SAN SALVADOR, (Reuters) – The U.S. State Department yesterday issued a public designation for 13 current and former Salvadoran military officials for what it called gross human rights violations during El Salvador’s civil war three decades ago.
Issued for their alleged involvement in the planning and execution of the extrajudicial killings of six Jesuit priests and two others on a university campus in 1989, the designation bars them from entering the United States.
The crime is one of the most emblematic of the Central American country’s civil war that pitted then-leftist guerrillas the Farabundo Marti National Liberation Front (FMLN) against the U.S.-backed Salvadoran army. The FMLN is now a political party.

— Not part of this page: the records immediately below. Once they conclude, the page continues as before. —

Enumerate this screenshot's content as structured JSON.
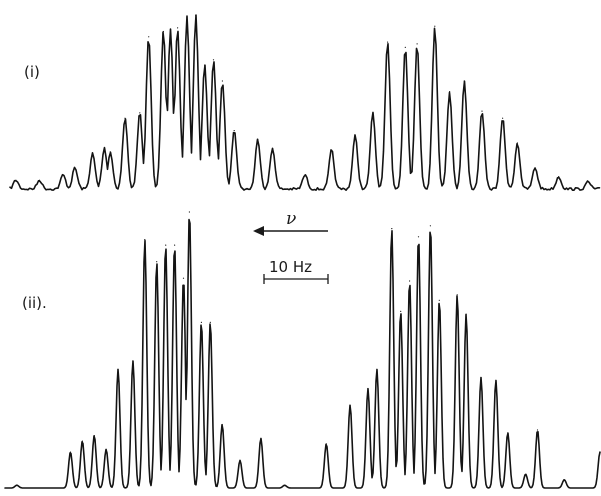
{
  "chart_data": [
    {
      "type": "line",
      "label": "(i)",
      "x_axis": {
        "direction": "increasing to the left",
        "symbol": "ν"
      },
      "scale_bar": "10 Hz",
      "peaks": [
        {
          "x": 0.01,
          "y": 0.05
        },
        {
          "x": 0.05,
          "y": 0.05
        },
        {
          "x": 0.09,
          "y": 0.08
        },
        {
          "x": 0.11,
          "y": 0.12
        },
        {
          "x": 0.14,
          "y": 0.2
        },
        {
          "x": 0.16,
          "y": 0.23
        },
        {
          "x": 0.17,
          "y": 0.21
        },
        {
          "x": 0.195,
          "y": 0.4
        },
        {
          "x": 0.22,
          "y": 0.43
        },
        {
          "x": 0.235,
          "y": 0.86
        },
        {
          "x": 0.26,
          "y": 0.89
        },
        {
          "x": 0.272,
          "y": 0.9
        },
        {
          "x": 0.284,
          "y": 0.91
        },
        {
          "x": 0.3,
          "y": 0.97
        },
        {
          "x": 0.315,
          "y": 0.98
        },
        {
          "x": 0.33,
          "y": 0.7
        },
        {
          "x": 0.345,
          "y": 0.73
        },
        {
          "x": 0.36,
          "y": 0.61
        },
        {
          "x": 0.38,
          "y": 0.33
        },
        {
          "x": 0.42,
          "y": 0.28
        },
        {
          "x": 0.445,
          "y": 0.23
        },
        {
          "x": 0.5,
          "y": 0.08
        },
        {
          "x": 0.545,
          "y": 0.22
        },
        {
          "x": 0.585,
          "y": 0.3
        },
        {
          "x": 0.615,
          "y": 0.43
        },
        {
          "x": 0.64,
          "y": 0.83
        },
        {
          "x": 0.67,
          "y": 0.8
        },
        {
          "x": 0.69,
          "y": 0.82
        },
        {
          "x": 0.72,
          "y": 0.92
        },
        {
          "x": 0.745,
          "y": 0.55
        },
        {
          "x": 0.77,
          "y": 0.61
        },
        {
          "x": 0.8,
          "y": 0.44
        },
        {
          "x": 0.835,
          "y": 0.4
        },
        {
          "x": 0.86,
          "y": 0.26
        },
        {
          "x": 0.89,
          "y": 0.12
        },
        {
          "x": 0.93,
          "y": 0.07
        },
        {
          "x": 0.98,
          "y": 0.04
        }
      ]
    },
    {
      "type": "line",
      "label": "(ii).",
      "peaks": [
        {
          "x": 0.02,
          "y": 0.01
        },
        {
          "x": 0.11,
          "y": 0.13
        },
        {
          "x": 0.13,
          "y": 0.17
        },
        {
          "x": 0.15,
          "y": 0.19
        },
        {
          "x": 0.17,
          "y": 0.14
        },
        {
          "x": 0.19,
          "y": 0.43
        },
        {
          "x": 0.215,
          "y": 0.46
        },
        {
          "x": 0.235,
          "y": 0.9
        },
        {
          "x": 0.255,
          "y": 0.82
        },
        {
          "x": 0.27,
          "y": 0.88
        },
        {
          "x": 0.285,
          "y": 0.88
        },
        {
          "x": 0.3,
          "y": 0.76
        },
        {
          "x": 0.31,
          "y": 1.0
        },
        {
          "x": 0.33,
          "y": 0.6
        },
        {
          "x": 0.345,
          "y": 0.6
        },
        {
          "x": 0.365,
          "y": 0.23
        },
        {
          "x": 0.395,
          "y": 0.1
        },
        {
          "x": 0.43,
          "y": 0.18
        },
        {
          "x": 0.47,
          "y": 0.01
        },
        {
          "x": 0.54,
          "y": 0.16
        },
        {
          "x": 0.58,
          "y": 0.3
        },
        {
          "x": 0.61,
          "y": 0.36
        },
        {
          "x": 0.625,
          "y": 0.43
        },
        {
          "x": 0.65,
          "y": 0.94
        },
        {
          "x": 0.665,
          "y": 0.64
        },
        {
          "x": 0.68,
          "y": 0.75
        },
        {
          "x": 0.695,
          "y": 0.91
        },
        {
          "x": 0.715,
          "y": 0.95
        },
        {
          "x": 0.73,
          "y": 0.68
        },
        {
          "x": 0.76,
          "y": 0.7
        },
        {
          "x": 0.775,
          "y": 0.63
        },
        {
          "x": 0.8,
          "y": 0.4
        },
        {
          "x": 0.825,
          "y": 0.39
        },
        {
          "x": 0.845,
          "y": 0.2
        },
        {
          "x": 0.875,
          "y": 0.05
        },
        {
          "x": 0.895,
          "y": 0.21
        },
        {
          "x": 0.94,
          "y": 0.03
        },
        {
          "x": 1.0,
          "y": 0.13
        }
      ]
    }
  ],
  "colors": {
    "trace": "#141414",
    "background": "#ffffff"
  }
}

In a statement, the U.S. Secretary of State said it had “credible information” that the current or former officials were directly or indirectly involved in “a gross violation of human rights or significant corruption.”
Lisandro Quintanilla, a lawyer representing the military in El Salvador, could not immediately be reached for comment.

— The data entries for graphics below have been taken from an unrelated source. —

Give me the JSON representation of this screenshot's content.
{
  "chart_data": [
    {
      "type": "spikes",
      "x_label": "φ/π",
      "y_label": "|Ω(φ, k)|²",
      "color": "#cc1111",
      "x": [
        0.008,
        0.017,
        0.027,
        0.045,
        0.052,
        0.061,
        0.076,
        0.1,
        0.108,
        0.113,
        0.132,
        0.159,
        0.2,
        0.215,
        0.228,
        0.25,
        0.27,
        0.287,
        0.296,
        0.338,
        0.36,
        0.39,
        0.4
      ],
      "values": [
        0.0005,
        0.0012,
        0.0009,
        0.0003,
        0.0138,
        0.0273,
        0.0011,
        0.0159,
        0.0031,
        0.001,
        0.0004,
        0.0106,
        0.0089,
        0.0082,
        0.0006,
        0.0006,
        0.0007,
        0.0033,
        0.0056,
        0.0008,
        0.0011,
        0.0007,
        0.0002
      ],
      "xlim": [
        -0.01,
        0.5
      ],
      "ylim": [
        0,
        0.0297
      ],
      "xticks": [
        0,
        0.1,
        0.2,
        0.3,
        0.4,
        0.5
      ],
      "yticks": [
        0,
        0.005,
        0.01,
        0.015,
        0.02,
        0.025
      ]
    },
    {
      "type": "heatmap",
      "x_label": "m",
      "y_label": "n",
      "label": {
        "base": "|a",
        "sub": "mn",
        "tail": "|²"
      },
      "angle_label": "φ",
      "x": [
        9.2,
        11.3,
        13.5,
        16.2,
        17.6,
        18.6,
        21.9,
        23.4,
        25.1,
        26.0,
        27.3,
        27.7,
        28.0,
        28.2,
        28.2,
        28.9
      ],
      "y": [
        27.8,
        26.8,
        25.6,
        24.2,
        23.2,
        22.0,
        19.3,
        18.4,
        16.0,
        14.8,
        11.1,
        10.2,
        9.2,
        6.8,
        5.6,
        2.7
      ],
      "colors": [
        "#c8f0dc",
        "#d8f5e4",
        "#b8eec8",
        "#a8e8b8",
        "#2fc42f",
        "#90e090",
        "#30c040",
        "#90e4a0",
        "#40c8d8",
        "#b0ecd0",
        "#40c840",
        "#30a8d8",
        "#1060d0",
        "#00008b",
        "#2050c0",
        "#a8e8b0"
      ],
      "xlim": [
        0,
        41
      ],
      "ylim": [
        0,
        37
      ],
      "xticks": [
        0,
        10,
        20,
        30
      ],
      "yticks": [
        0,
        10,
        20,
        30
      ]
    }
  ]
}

It was not clear what had prompted the United States to issue the designation.
“We value our ongoing working relationship with the Salvadoran Armed Forces, but will continue to use all available tools and authorities, as appropriate, to address human rights violations and abuses around the world no matter when they occurred or who perpetrated them,” it said.

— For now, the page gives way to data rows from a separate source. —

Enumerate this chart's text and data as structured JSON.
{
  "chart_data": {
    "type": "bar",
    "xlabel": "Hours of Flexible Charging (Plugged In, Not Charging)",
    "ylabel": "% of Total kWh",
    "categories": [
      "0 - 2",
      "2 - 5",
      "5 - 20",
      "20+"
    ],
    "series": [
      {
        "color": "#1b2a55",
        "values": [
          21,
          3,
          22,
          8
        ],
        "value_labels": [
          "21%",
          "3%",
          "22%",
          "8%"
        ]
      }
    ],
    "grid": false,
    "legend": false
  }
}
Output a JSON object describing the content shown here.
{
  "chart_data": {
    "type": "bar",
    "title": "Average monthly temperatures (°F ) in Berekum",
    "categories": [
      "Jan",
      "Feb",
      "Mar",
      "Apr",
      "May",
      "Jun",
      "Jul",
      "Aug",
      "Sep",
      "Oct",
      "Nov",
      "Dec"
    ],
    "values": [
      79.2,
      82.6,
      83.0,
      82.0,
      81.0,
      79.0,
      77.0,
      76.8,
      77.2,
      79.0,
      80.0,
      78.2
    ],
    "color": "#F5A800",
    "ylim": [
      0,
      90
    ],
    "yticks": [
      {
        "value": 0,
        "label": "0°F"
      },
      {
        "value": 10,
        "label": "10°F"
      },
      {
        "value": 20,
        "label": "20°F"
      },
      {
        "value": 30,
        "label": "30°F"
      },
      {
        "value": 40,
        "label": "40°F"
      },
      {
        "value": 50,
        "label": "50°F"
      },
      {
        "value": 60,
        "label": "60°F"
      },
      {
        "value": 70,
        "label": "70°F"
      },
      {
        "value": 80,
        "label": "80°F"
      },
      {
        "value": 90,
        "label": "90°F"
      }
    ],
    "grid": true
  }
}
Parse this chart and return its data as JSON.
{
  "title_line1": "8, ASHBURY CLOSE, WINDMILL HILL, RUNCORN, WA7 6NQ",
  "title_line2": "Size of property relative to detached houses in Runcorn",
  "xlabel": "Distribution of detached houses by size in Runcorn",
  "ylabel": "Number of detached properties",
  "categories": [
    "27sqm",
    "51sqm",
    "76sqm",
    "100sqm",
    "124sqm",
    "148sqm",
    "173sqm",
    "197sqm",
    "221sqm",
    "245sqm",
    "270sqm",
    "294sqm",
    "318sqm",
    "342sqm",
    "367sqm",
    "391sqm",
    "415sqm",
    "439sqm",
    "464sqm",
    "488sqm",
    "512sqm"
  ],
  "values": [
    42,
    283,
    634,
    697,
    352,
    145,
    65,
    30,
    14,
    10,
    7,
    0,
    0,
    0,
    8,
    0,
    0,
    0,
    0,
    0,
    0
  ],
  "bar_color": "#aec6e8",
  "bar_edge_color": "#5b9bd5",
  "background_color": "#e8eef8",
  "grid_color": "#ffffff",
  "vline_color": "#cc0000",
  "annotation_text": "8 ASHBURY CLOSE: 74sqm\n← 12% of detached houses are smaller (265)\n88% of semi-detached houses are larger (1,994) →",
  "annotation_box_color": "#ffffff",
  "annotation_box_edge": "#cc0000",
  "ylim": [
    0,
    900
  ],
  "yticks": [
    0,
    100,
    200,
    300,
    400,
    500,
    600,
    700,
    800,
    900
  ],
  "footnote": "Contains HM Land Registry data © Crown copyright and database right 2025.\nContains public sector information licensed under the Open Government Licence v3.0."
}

El Salvador’s civil war lasted from 1980 to 1992. It killed an estimated 75,000 people and left 8,000 more missing.
As in neighboring Guatemala, which was also the site of Cold War-era conflict, families of victims and human rights defenders in El Salvador have long sought justice.
In El Salvador, the Supreme Court of Justice declared a 1993 amnesty law unconstitutional in 2016 and ordered lawmakers to create a new law that would guarantee justice and reparation for victims. However, the process has been delayed.